“Speriamo che non succedano imprevisti. Nel caso che ci fosse un positivo verrà in qualche modo ‘confinato’, grazie al fatto che siamo in grado di monitorare gli spostamenti suoi e delle persone con cui è entrato in contatto”. A parlare così dei dispositivi di sicurezza sanitari che verranno messi in campo per la Mostra del Cinema di Venezia è il direttore Alberto Barbera, intervistato dall’Adnkronos a margine della presentazione della Mostra ‘Le Muse Inquiete’ che si inaugura oggi ai Giardini della Biennale per festeggiare i 125 anni della fondazione della Biennale di Venezia.
“Saranno avvisate – spiega Barbera all’Adnkronos – tutte le persone che hanno avuto contatti con l’eventuale positivo e a tutti verrà detto: ‘verificate le vostre condizioni di salute e se vi accorgete di sintomi strani informate le autorità sanitarie che vi diranno che cosa fare’. Questo varrà per tutti i frequentatori della mostra, perché ogni presenza ad ogni conferenza e proiezione sarà tracciata”.
“Tutti auspicano e sperano che questo festival possa essere anche la dimostrazione del fatto che, osservando tutti i protocolli necessari, si possa davvero finalmente ripartire”, afferma Barbera, che sottolinea il ‘coraggio della ripartenza’ incarnato da questa edizione della Mostra: “La Mostra è un segnale di ripartenza dopo mesi di lockdown, di blocco del cinema, di blocco della produzioni, di chiusura delle sale cinematografiche, di cancellazione di festival in tutto il mondo. Noi siamo il primo grande appuntamento internazionale che finalmente si può realizzare, questo è stato percepito come un atto di coraggio da un lato e come un segnale che si può ripartire, ovviamente con tutte le protezioni, la prudenza e le misure di sicurezza dall’altro lato. Il cinema non può restare ancora a lungo in lockdown, perché a rischio c’è la sua stessa sopravvivenza”.

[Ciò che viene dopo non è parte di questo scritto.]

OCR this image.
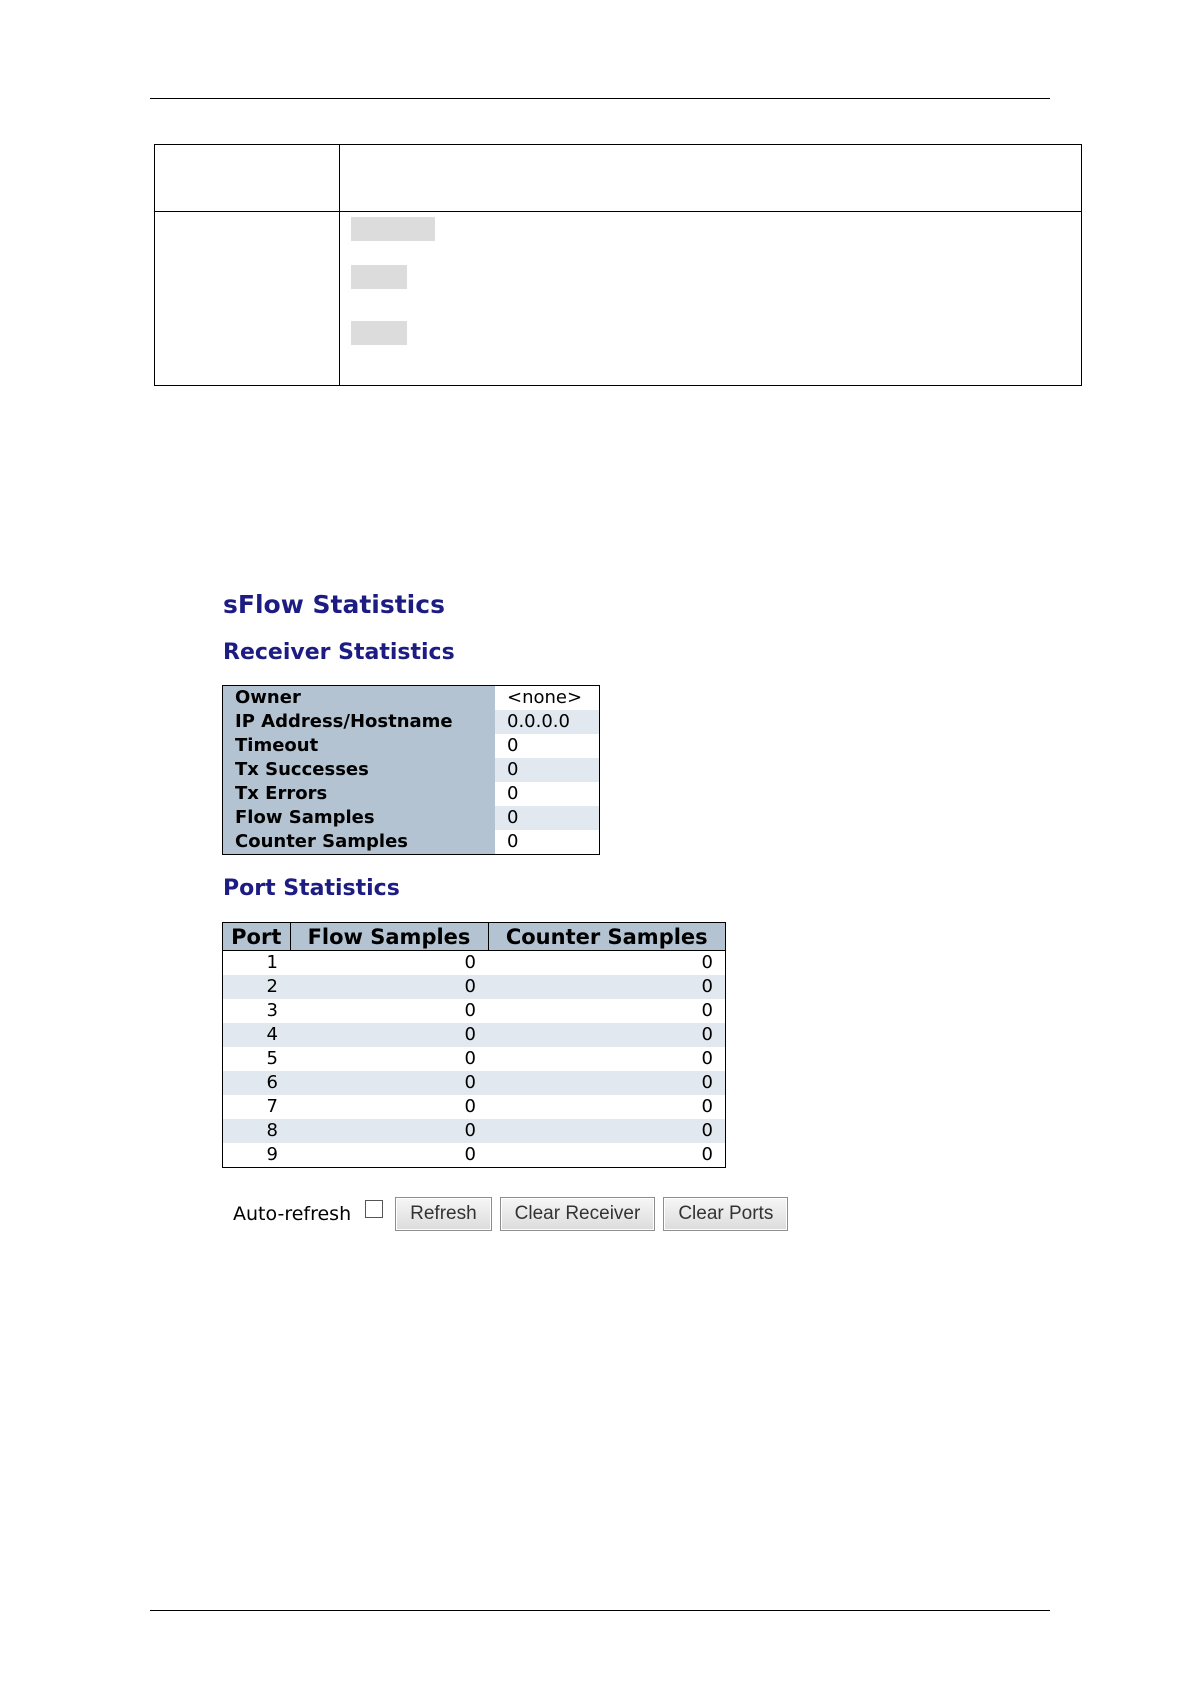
sFlow Statistics
Receiver Statistics
Owner	<none>
IP Address/Hostname	0.0.0.0
Timeout	0
Tx Successes	0
Tx Errors	0
Flow Samples	0
Counter Samples	0
Port Statistics
Port	Flow Samples	Counter Samples
1	0	0
2	0	0
3	0	0
4	0	0
5	0	0
6	0	0
7	0	0
8	0	0
9	0	0
Auto-refresh	Refresh	Clear Receiver	Clear Ports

All’inaugurazione ci saranno oltre a Barbera, altri sette direttori dei principali festival di cinema ‘concorrenti’ di Venezia nel mondo, da Cannes a Berlino: “In questo ci ha aiutato anche la pandemia. Dopo anni di competizione, abbiamo ripreso a parlarci, a dialogare, a scambiarci informazioni, a capire insieme cosa si poteva fare, a condividere la promozione di certi film, senza la consueta ambizione ad avere la prima mondiale a danno degli altri. Tutto questo è qualcosa di estremamente positivo. Spero che non rimanga un fatto isolato, che possa rimanere anche in futuro. Abbiamo finalmente iniziato a parlarci seriamente non solo in maniera formale e spero che questo possa essere d’esempio anche per il futuro. L’importante era capire che i festival non esistono per promuovere se stessi o i direttori che li realizzano ma che sono un servizio. Un servizio per i registi, per gli autori, per i produttori, per l’intera industria del cinema. Siamo qui per far conoscere i film, per educare il pubblico, per formare i giovani al piacere della visione della bellezza e della ricchezza dell’esperienza cinematografica. E allora se questo è l’obiettivo principale, che dovrebbe essere di tutti, non vedo perché dobbiamo farci della concorrenza. Dobbiamo collaborare e trovare anche forme nuove per fare meglio il nostro lavoro”, conclude Barbera.